Therapeutic Approach
Study after study shows the single most important predictor of successful outcomes is the strength of the therapeutic alliance. Having a therapeutic alliance means that the therapist and client work together to achieve the goals of therapy. I have expertise in several approaches to therapy and what I’m really good at asking the right questions, with the right timing, in ways that spark insights in my clients. My clients bring the experts of living their own lives; they all have an innate wisdom that carried them through difficult times. Much of what I do is to help clients reconnect to wisdom that they already have.
Much of the work that I do, in both couples therapy and individual therapy, involves working with attachment styles. Attachment styles result from early life experience and often include memories that were formed before we were fully verbal. As a result, much of what comes up in therapy has no story attached to it. We know what we feel, but we don’t why we are feeling it. And, in some cases, we aren’t even aware of exactly what we’re feeling.
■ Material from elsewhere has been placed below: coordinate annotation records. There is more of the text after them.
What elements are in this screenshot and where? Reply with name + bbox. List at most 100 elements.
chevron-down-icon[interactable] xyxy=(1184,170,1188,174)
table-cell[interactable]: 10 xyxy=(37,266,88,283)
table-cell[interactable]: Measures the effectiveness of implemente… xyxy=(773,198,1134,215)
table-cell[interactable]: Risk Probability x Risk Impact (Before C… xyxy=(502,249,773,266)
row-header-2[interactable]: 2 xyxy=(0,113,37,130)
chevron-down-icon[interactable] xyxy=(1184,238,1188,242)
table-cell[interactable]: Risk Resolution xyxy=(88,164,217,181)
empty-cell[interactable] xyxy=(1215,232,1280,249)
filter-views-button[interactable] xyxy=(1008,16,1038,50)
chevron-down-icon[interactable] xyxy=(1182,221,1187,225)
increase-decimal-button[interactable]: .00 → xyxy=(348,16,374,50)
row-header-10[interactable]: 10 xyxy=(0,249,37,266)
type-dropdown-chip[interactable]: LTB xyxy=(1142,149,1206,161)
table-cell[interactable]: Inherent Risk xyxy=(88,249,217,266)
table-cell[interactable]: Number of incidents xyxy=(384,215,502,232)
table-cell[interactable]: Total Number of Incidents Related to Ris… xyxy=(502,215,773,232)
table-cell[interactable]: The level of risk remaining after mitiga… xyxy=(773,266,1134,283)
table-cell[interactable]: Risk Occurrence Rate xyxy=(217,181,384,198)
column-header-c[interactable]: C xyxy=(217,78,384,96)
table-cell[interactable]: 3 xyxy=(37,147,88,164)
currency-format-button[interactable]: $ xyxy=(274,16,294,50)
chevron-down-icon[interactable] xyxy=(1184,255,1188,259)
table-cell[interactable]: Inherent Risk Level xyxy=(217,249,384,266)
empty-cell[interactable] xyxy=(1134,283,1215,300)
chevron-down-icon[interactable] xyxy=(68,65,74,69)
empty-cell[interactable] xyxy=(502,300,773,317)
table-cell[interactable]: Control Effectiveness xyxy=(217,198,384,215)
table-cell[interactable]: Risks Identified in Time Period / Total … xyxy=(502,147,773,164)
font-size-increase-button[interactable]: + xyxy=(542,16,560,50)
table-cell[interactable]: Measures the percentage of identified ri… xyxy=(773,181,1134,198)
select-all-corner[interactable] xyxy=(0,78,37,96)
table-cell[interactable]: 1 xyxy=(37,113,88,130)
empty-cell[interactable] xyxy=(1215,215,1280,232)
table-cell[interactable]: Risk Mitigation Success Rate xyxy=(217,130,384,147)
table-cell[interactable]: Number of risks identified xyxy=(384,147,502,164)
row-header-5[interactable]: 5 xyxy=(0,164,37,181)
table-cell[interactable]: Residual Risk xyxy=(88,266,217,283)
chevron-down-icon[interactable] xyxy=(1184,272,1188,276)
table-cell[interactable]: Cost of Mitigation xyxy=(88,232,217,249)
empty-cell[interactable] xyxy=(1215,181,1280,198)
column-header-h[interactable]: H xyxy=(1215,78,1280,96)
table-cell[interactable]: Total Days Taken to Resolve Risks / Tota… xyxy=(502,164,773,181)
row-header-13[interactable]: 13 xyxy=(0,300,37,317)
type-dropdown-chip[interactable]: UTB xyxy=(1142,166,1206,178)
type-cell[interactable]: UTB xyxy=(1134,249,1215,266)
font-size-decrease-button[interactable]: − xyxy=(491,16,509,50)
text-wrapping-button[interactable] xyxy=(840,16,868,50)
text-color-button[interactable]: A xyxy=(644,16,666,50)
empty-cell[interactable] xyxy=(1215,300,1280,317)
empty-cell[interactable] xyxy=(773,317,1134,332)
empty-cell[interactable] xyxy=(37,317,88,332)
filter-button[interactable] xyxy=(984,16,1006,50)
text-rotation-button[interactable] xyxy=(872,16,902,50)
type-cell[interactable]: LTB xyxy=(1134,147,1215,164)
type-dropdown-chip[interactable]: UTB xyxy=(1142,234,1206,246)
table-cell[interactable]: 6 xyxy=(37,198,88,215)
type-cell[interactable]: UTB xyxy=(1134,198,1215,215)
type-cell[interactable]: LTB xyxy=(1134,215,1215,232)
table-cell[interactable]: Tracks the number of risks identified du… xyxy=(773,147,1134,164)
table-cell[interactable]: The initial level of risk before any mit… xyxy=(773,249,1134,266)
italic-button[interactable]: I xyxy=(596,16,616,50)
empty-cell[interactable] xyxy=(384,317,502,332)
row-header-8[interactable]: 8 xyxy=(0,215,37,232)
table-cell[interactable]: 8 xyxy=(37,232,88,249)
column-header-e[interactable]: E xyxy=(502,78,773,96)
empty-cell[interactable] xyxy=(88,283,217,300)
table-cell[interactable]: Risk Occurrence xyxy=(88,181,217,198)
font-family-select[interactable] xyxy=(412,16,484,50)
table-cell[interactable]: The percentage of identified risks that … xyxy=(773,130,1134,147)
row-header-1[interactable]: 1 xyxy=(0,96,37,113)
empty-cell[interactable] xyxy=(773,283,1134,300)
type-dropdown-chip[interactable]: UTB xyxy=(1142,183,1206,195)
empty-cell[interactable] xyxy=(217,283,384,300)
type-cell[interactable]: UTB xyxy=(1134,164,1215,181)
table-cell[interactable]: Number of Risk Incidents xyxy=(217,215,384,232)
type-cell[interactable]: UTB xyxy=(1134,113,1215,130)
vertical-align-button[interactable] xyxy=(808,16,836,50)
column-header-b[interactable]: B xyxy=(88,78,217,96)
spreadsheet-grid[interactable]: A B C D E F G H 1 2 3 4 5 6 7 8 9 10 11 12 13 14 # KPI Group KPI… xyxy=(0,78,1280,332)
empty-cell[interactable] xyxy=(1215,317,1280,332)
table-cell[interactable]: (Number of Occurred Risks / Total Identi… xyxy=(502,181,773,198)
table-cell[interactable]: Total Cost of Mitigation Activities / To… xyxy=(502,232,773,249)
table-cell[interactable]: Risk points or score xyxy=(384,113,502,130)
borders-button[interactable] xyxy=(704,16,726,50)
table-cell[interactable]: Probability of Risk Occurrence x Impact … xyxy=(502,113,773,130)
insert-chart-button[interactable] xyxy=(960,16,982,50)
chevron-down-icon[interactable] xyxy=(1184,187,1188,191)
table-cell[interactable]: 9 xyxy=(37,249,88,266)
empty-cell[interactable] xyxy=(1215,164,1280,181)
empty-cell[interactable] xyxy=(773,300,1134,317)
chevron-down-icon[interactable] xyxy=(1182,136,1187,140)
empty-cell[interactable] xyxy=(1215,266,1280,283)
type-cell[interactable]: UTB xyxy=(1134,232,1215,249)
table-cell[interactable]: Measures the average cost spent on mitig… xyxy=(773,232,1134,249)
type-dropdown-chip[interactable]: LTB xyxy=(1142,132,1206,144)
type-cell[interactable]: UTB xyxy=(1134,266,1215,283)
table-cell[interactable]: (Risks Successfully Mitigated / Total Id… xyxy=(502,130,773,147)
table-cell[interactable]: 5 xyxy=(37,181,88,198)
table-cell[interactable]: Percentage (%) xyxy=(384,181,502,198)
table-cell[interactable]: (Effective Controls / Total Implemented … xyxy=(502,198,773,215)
I believe that therapy needs to engage the smartest parts of our brain, including the pre-frontal cortex and the most ancient parts of our brain (the limbic brain, sometimes referred to as our lizard brain) to be truly effective. The smart part of our brain responds to information and logic. The limbic brain responds to sensation and metaphor and regulates how safe we feel in the world. My education and aspects of my PACT training engage the smart parts of the brain while other aspects of PACT training, SE and NLP training, and my training as a shamanic healer engage the limbic brain. One of the areas where NLP and PACT training intersect is working with individual clients to learn how to communicate better with someone else in their lives.